Annotations are more powerful since they are searchable via filter expressions and also allow us to group the traces by an annotation. Metadata however are only displayed with each trace.

Capture Custom Sub-Segments

We use custom sub-segments to capture any background tasks executed in a separate thread. This makes it easy to visualise the time taken for background processing.

Trace calls to AWS Services

The X-ray SDK automatically captures calls to other AWS services. The attributes reported can be customised using a whitelist file. In our case, knowing the path to the S3 file is useful. This can be tweaked using the whitelist. E.g. https://github.com/aws/aws-xray-sdk-node/blob/master/packages/core/lib/resources/aws_whitelist.json which can be set from a TracingHandler. With X-ray 2.x versions of the Java SDK, the S3 file path is tracked automatically using the same mechanism.

SQL Queries

SQL queries associated with an application can be traced by using an instrumented database client. We don’t use this currently but this can be quite useful.

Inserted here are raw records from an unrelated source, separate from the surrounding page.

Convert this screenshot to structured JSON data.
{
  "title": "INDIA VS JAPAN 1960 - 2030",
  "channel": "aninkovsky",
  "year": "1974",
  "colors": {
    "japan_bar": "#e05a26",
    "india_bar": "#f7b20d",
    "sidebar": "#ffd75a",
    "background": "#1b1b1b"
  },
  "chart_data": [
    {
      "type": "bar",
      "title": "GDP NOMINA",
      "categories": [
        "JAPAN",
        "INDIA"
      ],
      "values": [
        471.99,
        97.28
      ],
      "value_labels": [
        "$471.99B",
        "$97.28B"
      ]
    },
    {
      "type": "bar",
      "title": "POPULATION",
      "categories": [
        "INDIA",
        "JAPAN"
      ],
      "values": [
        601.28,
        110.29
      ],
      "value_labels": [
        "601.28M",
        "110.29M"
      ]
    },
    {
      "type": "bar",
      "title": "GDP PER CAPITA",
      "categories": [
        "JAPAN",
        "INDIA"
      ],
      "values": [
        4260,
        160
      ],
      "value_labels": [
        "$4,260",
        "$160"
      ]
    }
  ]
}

Colorise the X-Ray Service map

Lastly, the default X-ray service map only highlights nodes for throttled/failed requests. We use a lot of AWS components and this makes it difficult to identify hot spots. I wanted a color scale depending upon requests/sec per node and so I ended up writing a Chrome extension for the same.

Colorised AWS X-Ray service map

The service map currently cannot be combined with filter queries. This would have been quite useful to filter nodes only invoked in a particular flow/application.

Overall, AWS X-ray provides us with insights into our services without the hassles of maintaining the corresponding infrastructure.